Why We’re Leery: Oh, it wouldn’t be a “least anticipated” list without some God-bothering nonsense. Let me save you some time: because God is totally awesome and totally not dead, the atheist brother comes to love Jeebus with his whole little heart after taking the case. These movies are a hot commodity with the faithful because they tell them exactly what they want to hear. No matter how implausible the scenario, the the poor put-upon white Christian male overcomes the odds…of possessing literally all the privileges our country can possibly give him. Yay, God!
2. Winchester: The House that Ghosts Built (Feb. 2)
A grieving widow and heiress to the Winchester rifle fortune builds a labyrinthine house in order to contain the evil spirits of gun violence victims that she believes to be haunting her. A psychiatrist sent to get her declared insane starts to see evil spirits as well.
Why We’re Leery: Oh, the reasons –
- This film looks awful, as in it looks cheap and shallow.
- This trailer is chock full of cheesy jump scares and nothing else remotely frightening.
- This trailer makes Helen Mirren look like the crazy old lady from “The Frighteners.” That should be impossible and is shameful at the same time.
- Jason Clarke has a history of being in terrible movies, for precisely the reason that he can’t react to stimuli appropriately and feels like a robot.
Honestly, if Han Solo didn’t look like it is quickly becoming a cluster-fuck of Biblical proportions, I would say this would be my pick for worst movie of the year, sight unseen. The parts that don’t make me roll my eyes audibly make me want to heckle the movie. Somebody should tell Mrs. Winchester that all of the shrieking around her house isn’t ghosts, it’s the NRA preemptively foaming at the mouth about a movie that even has the temerity to say the phrase “gun violence victims.” I can’t wait to see how epically bad this movie’s premier is.
1. Solo: A Star Wars Story (May 25)
A stand-alone story about Young Han Solo. BECAUSE ABSOLUTELY NOBODY ASKED FOR ONE.
Why We’re Leery: Oh, I don’t know. Maybe because this movie has been hemorrhaging cast and crew. Maybe because Disney felt they needed to fire the directors and bring in Ron Fucking Howard to save this turkey. Maybe because the studio is already preparing to write down the film as a loss according to insiders. Maybe because the film has been plagued by re-shoots and delays. For all of these reasons, you could suspect that the adventures of young Han Solo are going to be tragically bad.

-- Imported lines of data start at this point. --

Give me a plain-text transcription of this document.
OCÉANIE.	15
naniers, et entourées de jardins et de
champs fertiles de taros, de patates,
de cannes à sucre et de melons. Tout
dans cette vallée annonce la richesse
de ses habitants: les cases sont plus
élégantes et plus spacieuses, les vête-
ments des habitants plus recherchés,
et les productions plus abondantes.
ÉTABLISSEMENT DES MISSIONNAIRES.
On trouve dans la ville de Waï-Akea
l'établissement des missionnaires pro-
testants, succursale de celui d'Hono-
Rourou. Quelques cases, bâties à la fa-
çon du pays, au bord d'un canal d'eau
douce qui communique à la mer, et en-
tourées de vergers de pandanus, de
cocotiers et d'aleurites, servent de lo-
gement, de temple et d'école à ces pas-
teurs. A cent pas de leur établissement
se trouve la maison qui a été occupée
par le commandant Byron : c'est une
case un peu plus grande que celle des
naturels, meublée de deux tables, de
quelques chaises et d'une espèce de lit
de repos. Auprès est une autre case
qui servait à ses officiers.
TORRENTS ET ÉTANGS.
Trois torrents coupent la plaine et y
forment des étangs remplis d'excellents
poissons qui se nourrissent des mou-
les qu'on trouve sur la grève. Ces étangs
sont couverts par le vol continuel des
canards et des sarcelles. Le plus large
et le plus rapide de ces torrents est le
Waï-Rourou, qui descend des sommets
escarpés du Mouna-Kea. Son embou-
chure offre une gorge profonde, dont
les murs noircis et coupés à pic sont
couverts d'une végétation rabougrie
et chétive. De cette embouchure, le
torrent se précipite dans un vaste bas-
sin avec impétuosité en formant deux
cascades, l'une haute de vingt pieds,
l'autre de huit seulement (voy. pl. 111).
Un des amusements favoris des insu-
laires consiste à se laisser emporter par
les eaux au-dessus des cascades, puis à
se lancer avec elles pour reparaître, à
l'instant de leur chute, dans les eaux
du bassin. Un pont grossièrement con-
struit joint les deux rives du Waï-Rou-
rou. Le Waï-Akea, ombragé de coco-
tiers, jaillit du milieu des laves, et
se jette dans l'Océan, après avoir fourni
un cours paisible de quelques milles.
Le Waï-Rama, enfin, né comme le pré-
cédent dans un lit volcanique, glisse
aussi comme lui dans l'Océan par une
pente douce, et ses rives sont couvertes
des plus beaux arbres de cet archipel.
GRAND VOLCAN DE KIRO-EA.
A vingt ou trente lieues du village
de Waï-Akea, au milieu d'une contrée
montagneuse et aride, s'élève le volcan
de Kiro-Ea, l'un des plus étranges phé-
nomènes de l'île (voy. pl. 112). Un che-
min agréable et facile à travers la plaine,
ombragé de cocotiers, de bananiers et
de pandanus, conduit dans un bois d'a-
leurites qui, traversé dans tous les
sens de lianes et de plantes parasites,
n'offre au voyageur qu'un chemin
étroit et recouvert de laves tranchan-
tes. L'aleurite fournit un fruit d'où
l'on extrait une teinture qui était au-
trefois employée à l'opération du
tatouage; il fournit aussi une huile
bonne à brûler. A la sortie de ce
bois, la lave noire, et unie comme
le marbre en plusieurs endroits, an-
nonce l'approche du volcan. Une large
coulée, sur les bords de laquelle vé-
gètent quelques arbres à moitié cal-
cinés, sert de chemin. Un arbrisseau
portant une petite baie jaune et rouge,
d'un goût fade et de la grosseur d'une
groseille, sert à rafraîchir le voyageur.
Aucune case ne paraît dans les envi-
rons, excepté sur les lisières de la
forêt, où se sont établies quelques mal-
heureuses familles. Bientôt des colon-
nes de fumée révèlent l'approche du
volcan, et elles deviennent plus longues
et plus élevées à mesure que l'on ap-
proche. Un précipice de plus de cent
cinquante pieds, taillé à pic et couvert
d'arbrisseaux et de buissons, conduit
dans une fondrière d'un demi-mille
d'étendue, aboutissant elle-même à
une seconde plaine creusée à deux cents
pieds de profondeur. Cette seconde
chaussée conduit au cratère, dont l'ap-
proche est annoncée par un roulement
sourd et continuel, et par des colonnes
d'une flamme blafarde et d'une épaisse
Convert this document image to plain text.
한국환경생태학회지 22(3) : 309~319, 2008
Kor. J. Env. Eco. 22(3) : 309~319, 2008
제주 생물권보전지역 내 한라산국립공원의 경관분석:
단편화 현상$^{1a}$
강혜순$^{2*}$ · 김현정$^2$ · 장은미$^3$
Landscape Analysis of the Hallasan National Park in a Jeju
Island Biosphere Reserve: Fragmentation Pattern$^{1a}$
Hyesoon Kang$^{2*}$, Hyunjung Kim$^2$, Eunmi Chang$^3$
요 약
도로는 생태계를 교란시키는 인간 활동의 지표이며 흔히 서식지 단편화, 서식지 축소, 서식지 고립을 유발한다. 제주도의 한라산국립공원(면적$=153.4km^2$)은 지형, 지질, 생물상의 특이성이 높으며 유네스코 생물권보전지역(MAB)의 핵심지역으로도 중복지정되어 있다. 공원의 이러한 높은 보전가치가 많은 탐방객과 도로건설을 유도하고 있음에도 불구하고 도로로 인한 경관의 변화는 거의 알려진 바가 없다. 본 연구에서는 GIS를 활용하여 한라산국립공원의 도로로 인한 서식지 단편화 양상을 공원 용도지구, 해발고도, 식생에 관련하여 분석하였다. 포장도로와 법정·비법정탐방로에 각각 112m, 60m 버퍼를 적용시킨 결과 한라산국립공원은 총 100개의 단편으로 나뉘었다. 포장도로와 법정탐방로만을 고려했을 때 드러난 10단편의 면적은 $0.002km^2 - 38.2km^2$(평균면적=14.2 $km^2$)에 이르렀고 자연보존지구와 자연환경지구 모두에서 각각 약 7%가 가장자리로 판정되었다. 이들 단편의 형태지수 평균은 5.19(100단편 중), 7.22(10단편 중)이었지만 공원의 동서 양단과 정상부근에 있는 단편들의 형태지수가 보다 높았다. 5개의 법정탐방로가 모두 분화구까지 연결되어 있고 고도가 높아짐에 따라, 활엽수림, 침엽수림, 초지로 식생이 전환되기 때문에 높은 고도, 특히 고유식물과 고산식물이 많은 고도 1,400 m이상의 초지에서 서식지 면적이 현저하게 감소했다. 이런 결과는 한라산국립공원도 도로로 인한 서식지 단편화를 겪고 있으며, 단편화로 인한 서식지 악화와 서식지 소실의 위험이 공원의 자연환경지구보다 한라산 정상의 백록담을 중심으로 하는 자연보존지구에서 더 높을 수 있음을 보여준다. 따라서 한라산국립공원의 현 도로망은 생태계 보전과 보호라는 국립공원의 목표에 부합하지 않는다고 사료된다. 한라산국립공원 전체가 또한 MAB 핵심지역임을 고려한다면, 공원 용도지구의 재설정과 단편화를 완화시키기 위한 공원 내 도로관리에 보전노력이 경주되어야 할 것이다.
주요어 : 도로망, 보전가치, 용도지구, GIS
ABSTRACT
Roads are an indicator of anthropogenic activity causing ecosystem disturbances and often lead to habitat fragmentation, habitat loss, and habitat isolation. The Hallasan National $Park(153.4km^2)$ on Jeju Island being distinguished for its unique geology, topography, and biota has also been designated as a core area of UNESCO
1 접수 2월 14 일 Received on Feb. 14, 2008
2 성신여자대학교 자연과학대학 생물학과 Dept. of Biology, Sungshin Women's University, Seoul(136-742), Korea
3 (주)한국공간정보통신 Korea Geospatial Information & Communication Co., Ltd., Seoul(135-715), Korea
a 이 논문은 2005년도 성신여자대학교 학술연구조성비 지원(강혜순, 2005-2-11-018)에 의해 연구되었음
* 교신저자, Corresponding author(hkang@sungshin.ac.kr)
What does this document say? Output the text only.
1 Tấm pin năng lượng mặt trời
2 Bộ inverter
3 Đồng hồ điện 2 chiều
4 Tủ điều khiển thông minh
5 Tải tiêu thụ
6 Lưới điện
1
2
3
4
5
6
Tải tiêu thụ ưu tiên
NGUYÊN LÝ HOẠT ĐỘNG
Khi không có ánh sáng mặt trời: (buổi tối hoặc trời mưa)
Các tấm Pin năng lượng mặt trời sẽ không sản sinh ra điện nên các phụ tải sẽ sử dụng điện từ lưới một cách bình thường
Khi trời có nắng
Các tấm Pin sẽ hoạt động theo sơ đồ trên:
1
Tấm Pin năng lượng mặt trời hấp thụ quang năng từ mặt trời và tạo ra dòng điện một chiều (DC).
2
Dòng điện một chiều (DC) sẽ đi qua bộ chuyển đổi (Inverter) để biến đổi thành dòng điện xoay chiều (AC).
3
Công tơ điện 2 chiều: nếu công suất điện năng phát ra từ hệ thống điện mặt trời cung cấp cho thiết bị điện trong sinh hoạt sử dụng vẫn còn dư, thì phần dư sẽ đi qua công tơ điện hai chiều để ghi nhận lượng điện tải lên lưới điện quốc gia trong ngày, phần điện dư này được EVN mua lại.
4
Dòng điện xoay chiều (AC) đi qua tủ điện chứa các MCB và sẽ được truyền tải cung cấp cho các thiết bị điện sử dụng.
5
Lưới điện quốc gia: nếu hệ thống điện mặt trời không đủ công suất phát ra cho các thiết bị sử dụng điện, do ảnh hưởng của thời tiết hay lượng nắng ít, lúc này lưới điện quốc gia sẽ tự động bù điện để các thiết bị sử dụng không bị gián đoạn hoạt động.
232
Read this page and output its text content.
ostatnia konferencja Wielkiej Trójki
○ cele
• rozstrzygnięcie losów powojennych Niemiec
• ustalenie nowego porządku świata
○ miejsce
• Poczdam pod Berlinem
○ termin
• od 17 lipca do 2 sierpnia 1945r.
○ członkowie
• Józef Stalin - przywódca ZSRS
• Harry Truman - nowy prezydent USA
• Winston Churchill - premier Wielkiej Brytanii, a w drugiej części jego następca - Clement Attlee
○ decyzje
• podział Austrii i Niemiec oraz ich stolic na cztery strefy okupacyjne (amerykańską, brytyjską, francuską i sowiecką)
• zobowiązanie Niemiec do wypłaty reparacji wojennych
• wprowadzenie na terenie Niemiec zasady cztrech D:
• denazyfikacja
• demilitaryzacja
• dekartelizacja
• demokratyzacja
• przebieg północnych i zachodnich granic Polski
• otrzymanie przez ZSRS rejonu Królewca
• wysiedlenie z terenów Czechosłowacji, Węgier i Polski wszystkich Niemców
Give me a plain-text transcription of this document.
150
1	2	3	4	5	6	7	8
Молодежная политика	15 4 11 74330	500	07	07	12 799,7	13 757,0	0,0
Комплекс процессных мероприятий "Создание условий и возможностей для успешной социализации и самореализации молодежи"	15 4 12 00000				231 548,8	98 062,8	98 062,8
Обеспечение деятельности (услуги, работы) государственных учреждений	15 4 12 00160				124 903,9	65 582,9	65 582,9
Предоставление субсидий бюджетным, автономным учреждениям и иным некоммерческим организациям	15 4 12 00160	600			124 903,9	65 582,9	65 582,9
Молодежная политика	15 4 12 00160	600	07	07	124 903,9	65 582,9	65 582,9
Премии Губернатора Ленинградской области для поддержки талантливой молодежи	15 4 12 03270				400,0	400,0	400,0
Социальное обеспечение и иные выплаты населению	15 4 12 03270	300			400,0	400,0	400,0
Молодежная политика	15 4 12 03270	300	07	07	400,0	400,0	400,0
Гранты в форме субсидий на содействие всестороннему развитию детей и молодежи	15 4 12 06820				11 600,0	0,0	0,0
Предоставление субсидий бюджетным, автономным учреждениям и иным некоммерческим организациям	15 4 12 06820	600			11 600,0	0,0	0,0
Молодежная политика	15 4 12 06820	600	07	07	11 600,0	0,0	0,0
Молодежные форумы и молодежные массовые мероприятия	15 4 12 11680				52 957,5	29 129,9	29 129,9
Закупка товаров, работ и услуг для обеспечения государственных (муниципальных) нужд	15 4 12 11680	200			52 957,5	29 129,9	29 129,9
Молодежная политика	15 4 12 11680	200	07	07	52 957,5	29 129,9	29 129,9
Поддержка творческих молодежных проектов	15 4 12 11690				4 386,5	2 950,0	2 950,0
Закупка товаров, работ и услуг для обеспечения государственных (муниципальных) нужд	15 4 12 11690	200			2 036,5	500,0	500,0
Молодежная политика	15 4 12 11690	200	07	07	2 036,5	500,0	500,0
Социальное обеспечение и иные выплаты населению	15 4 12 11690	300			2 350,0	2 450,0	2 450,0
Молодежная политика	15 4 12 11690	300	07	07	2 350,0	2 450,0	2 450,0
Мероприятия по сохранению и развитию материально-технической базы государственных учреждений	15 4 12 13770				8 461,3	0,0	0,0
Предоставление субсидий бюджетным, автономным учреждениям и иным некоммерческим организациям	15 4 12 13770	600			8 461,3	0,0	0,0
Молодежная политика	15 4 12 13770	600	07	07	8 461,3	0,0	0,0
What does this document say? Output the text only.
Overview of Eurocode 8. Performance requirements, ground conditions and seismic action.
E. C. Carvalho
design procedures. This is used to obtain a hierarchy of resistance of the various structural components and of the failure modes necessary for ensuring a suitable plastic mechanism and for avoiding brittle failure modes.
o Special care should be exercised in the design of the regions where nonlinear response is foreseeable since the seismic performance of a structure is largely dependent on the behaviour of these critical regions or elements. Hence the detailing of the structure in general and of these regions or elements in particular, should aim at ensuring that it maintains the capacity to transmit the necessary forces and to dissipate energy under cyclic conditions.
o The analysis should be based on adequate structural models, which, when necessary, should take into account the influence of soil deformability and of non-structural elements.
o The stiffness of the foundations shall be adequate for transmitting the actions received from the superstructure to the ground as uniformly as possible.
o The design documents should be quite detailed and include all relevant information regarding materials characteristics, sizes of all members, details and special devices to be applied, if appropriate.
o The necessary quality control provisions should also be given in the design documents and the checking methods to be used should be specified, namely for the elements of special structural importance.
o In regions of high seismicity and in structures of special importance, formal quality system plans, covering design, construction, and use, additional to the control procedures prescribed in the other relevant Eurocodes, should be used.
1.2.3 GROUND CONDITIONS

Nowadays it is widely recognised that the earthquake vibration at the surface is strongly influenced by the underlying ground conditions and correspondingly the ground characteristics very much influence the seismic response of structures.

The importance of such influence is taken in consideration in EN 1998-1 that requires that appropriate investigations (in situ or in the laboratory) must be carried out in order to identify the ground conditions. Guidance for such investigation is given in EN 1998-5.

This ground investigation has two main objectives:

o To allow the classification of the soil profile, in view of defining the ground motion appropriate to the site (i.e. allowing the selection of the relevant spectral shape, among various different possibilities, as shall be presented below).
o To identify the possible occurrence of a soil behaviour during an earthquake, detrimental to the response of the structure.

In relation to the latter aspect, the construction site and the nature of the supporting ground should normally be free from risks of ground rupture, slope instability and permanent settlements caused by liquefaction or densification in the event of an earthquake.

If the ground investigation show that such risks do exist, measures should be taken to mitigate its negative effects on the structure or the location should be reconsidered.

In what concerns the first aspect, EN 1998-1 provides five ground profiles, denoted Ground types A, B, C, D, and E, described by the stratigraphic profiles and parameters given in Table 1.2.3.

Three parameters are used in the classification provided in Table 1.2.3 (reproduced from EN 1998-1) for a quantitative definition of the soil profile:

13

I saved putting out this list for almost a week because Disney kept promising a trailer…and then pushing it back…and delaying…and then just straight up pretending it didn’t exist. This movie is a dumpster fire filled with what little nostalgia for Star Wars survived The Last Jedi. A smart studio would smother this movie in its crib. A smart audience would stay in a galaxy far far away from it.